RICK: How can we, Karin, when both Jess and Dr. Evans are also in love with you? It would tear the team apart!
Credit: DC Comics
While I can appreciate the audacity of inserting a love rectangle into a kids’ comic, it gets a little tiresome when this scene plays out in every Suicide Squad tale. Just bone already and let the backseat geniuses deal with it like grownups.
Credit: DC Comics
Now, I try not to editorialize too much in these columns and maybe I’m being a mite harsh on these stories. They’re certainly not without their Silver Age charm and Andru’s crisp art is a plus and if read as they were published - in month-to-month, 8 to 12 page doses in those anthology titles - I’m sure they would delight. But when you read them back to back, you’ll wish you had a nano-explosive in your own brain you can clearly see the “rinse and repeat” formula in practice. (The same could be said of virtually every Superman story of the period, although those writers sure bent over backwards finding new ways for Lois to try and prove Clark is Superman and/or trick him into marriage.)
Credit: DC Comics
But obviously the formula worked because the Suicide Squad and its heroic leader (who apparently did finally “express his love” for Karin as they are revealed to have a son together) were resurrected and retooled by writer John Ostrander and artist Luke McDonnell in the Post-Crisis DC of the 1980s. Backdoored into the 1987 Legends miniseries (as was George Perez’s new take on Wonder Woman), we at last meet a semblance of the team you kids of today (who insist on crossing my lawn without my consent) will recognize.
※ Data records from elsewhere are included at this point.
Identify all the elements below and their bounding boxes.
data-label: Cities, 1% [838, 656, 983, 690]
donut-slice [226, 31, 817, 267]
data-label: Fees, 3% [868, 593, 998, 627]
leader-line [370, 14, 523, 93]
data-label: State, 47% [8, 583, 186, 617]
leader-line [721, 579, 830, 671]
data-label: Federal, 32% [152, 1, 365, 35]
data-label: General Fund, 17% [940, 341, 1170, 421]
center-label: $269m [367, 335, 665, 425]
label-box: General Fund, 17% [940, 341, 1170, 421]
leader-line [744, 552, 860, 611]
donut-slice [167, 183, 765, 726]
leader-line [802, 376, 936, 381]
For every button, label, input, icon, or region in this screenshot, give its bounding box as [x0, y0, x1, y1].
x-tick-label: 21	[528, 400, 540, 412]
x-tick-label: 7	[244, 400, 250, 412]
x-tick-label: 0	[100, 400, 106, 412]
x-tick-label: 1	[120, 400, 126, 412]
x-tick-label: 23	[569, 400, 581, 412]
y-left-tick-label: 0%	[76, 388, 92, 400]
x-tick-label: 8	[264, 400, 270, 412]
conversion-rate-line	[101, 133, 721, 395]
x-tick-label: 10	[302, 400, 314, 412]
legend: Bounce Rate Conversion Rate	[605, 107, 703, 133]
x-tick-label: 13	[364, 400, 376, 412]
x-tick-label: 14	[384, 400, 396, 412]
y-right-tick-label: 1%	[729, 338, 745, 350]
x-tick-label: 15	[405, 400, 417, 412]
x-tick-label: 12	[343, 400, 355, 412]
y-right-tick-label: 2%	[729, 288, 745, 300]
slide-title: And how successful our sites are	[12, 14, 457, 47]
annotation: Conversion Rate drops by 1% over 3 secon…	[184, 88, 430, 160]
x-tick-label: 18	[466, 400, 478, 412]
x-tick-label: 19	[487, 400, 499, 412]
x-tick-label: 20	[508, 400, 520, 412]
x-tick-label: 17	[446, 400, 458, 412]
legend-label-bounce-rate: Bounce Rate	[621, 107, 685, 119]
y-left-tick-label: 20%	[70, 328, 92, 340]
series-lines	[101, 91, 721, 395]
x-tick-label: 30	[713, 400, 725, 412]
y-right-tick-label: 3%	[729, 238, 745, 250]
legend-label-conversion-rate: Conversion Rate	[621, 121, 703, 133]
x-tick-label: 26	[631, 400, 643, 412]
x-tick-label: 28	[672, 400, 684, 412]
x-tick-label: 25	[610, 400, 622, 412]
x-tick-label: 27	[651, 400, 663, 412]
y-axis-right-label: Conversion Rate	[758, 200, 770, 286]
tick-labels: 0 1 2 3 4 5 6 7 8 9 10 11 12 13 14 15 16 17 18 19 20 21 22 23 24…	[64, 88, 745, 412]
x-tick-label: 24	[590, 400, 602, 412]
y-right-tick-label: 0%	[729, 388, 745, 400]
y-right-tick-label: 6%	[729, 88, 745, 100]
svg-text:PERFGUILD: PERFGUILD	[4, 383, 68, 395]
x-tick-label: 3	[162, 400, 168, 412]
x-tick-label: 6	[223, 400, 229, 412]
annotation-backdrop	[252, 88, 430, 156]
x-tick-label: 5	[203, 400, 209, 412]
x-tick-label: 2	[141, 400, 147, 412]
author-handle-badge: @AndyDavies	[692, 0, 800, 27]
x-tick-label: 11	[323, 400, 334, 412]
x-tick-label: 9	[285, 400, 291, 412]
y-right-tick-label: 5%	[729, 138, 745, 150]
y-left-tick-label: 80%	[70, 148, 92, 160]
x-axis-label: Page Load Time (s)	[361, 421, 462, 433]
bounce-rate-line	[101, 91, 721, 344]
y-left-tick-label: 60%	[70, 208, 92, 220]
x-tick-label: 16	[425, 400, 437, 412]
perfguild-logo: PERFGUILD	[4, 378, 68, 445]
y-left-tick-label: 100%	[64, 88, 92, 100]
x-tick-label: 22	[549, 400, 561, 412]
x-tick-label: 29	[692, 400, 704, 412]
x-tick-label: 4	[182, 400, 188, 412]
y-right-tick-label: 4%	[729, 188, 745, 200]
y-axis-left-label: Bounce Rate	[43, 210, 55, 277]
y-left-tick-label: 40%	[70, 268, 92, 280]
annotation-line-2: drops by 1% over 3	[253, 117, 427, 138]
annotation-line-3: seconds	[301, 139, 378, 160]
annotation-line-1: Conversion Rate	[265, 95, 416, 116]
Amanda Waller puts Rick Flag Jr. in charge of a new Task Force X comprised of DC villains including at least three that have made it to the silver screen: Deadshot, Captain Boomerang, and the Enchantress. But, as you would imagine, the roster does change from time to time as the less-than-heroic heroes try to bail or simply become victims of the “impossible” missions they’re given. Finally, thanks to Ostrander, we had a concept and a comic worthy of the title Suicide Squad.
Credit: DC Comics
Which just goes to show how, sometimes, reimaginings can be a positive thing that doesn’t necessarily have to erase or dishonor what’s come before. Rick, Karin, Jess, and Dr. Evans still did their (repetitive) thing, still saved us all from proto-kaiju (good band name) before Amanda Waller showed up with her bold idea for a new Task Force X. And that proves, again, how malleable our comics universes are. No idea is too frickin’ goofy or unsalvageable. Maybe any concept can be reworked into gold by someone as brilliant as a John Ostrander. Maybe all it would take to reinvigorate, say, the Challengers of the Unknown is James Gunn and the shoehorning in of one Harley Quinn.
Credit: DC Comics
Hey, that’s pretty brilliant…. Call me, DC!
* By issue #8 of their title, Kirby was gone and the Challengers limped along without him with artist Bob Brown taking the visual reins - for twelve more years!